After one report this morning knocked down claims that the ChevronTexaco find in Block 1 was not nearly as large as rumored, ERHC Energy fell $0.04 to $0.845 and investors faced the prospect of a lengthy wait for different news.

Whether the lure of the big find has already been completely discounted or the trouble in Nigeria over the escape and recapture of Liberian warlord Charles Taylor depressed the price, the gains of recent days seeped out of the stock, which fell as low as $0.84 before stabilizing. The high of the day was $0.89. We "panicked and sold" at a small profit and now plan to get in several cents cheaper.
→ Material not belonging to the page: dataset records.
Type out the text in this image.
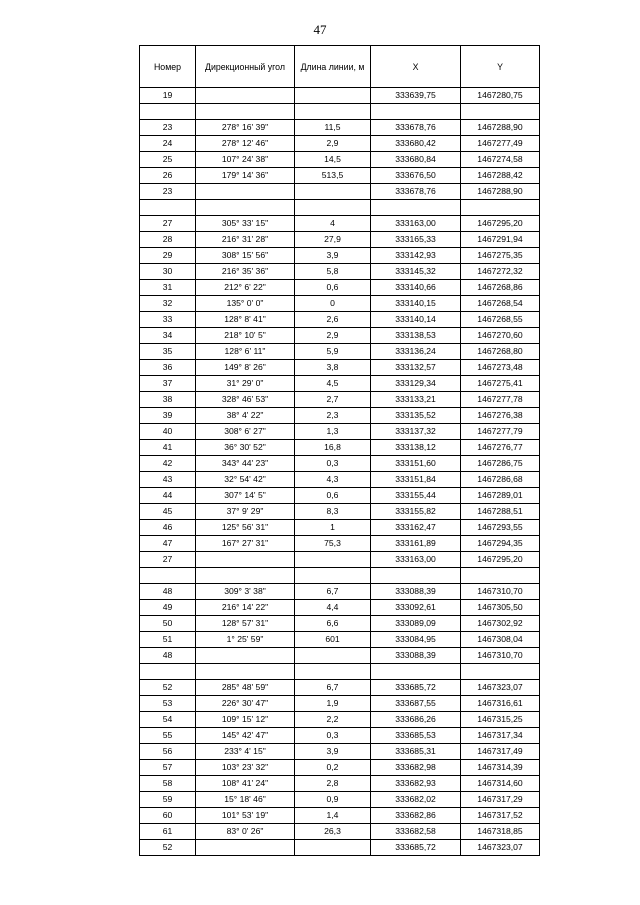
47
Номер	Дирекционный угол	Длина линии, м	X	Y
19			333639,75	1467280,75

23	278° 16' 39"	11,5	333678,76	1467288,90
24	278° 12' 46"	2,9	333680,42	1467277,49
25	107° 24' 38"	14,5	333680,84	1467274,58
26	179° 14' 36"	513,5	333676,50	1467288,42
23			333678,76	1467288,90

27	305° 33' 15"	4	333163,00	1467295,20
28	216° 31' 28"	27,9	333165,33	1467291,94
29	308° 15' 56"	3,9	333142,93	1467275,35
30	216° 35' 36"	5,8	333145,32	1467272,32
31	212° 6' 22"	0,6	333140,66	1467268,86
32	135° 0' 0"	0	333140,15	1467268,54
33	128° 8' 41"	2,6	333140,14	1467268,55
34	218° 10' 5"	2,9	333138,53	1467270,60
35	128° 6' 11"	5,9	333136,24	1467268,80
36	149° 8' 26"	3,8	333132,57	1467273,48
37	31° 29' 0"	4,5	333129,34	1467275,41
38	328° 46' 53"	2,7	333133,21	1467277,78
39	38° 4' 22"	2,3	333135,52	1467276,38
40	308° 6' 27"	1,3	333137,32	1467277,79
41	36° 30' 52"	16,8	333138,12	1467276,77
42	343° 44' 23"	0,3	333151,60	1467286,75
43	32° 54' 42"	4,3	333151,84	1467286,68
44	307° 14' 5"	0,6	333155,44	1467289,01
45	37° 9' 29"	8,3	333155,82	1467288,51
46	125° 56' 31"	1	333162,47	1467293,55
47	167° 27' 31"	75,3	333161,89	1467294,35
27			333163,00	1467295,20

48	309° 3' 38"	6,7	333088,39	1467310,70
49	216° 14' 22"	4,4	333092,61	1467305,50
50	128° 57' 31"	6,6	333089,09	1467302,92
51	1° 25' 59"	601	333084,95	1467308,04
48			333088,39	1467310,70

52	285° 48' 59"	6,7	333685,72	1467323,07
53	226° 30' 47"	1,9	333687,55	1467316,61
54	109° 15' 12"	2,2	333686,26	1467315,25
55	145° 42' 47"	0,3	333685,53	1467317,34
56	233° 4' 15"	3,9	333685,31	1467317,49
57	103° 23' 32"	0,2	333682,98	1467314,39
58	108° 41' 24"	2,8	333682,93	1467314,60
59	15° 18' 46"	0,9	333682,02	1467317,29
60	101° 53' 19"	1,4	333682,86	1467317,52
61	83° 0' 26"	26,3	333682,58	1467318,85
52			333685,72	1467323,07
Here is the report from Upstream:

Afren quashes Obo rumours

By Upstream staff

London-listed explorer Afren has poured cold water on media speculation that the Obo-1 well, in Chevron-operated Block 1 in the Nigeria Sao Tome & Principe Joint Development Zone, could hold up to 1 billion barrels of oil and gas.

Afren said the well is still being evaluated, adding the results "will not be known until the operator has completed its evaluation and authorised the release of further information".

Newspaper reports published in Africa and the US yesterday said drilling results indicated that Obo-1 held up to 1 billion barrels. The reports cited an unnamed source.

Chevron operates Obo with a 51% stake. Its partners are ExxonMobil (40%) and Nigeria's Dangote Energy Equity Resources (9%). Afren has a 49% holding in Dangote Energy through its wholly owned subsidiary Energy Equity Resources.

At 11:55am ET, the price was $0.84 x $0.845 on 1,547,953 shares of volume.

CNN broadcast live a discussion between President George W. Bush and Nigerian President Olusegun Obasanjo that briefly veered into security issues concerning the Gulf Of Guinea, but there was no happy announcement of a major find.

According to many news reporrts, the meeting was almost cancelled after Taylor escaped from his villa in Nigeria, prompting a concerned call from Secretary of State Condoleeza Rice, but was put back on the agenda when he was captured at the border and flown to Monrovia to stand trial for war crimes.

All of this took place under the shadow of the moon as much of Afrca observed a total eclipse of the sun.